I frown at her. “What do you mean?”
She glances at me. “You don’t remember?”
I shake my head.
Her attention on the road, she says, “When you were seven, you asked if you could come live with me. I was barely twenty-one and enjoying life away from my parents. But I should have taken you.”
I shrug. I still don’t remember. “Mom wouldn’t have let you.”
She sends me a dubious glance. Yeah, okay, so maybe Mom would have helped me pack. “I’m sorry I didn’t listen to you then.”
I am too, but I don’t say it. It’s not her fault there’s a part of me locked in a room that can’t get out. I feel her in there, pounding on the door, but I can’t be bothered to help her. It’s like I’m sitting on a couch in my head, listening to that part of me screaming, but I’m too stoned to get up and open the damn door.
I stare out the window as we drive through Middletown. It’s a nice town for the most part. Cute downtown. No mall, but lots of neat-looking restaurants and shops. Krys tells me the school where Jamal is a professor has all kinds of famous alumni. I try to look impressed, but it really doesn’t have anything to do with me.

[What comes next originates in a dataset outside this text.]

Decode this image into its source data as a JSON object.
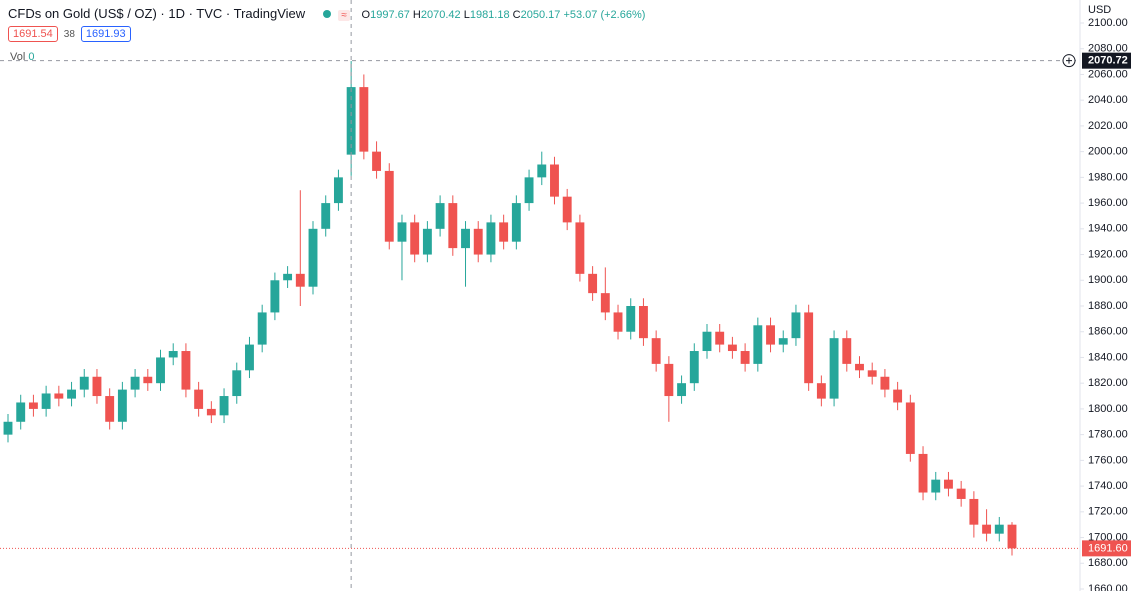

A few minutes later, we’re in a fairly nice neighborhood—better than anything I’ve ever lived in before. I think maybe we’re only driving through, but my aunt pulls into the driveway of a big gray and dark blue house with a veranda.
I stare at it. “This is your house?”
She looks almost embarrassed. “Jamal’s parents gave us the down payment as a wedding present.”
“Are they rich?”
“They do okay.”
“Okay”? Obviously she and I have different ideas of what that word means.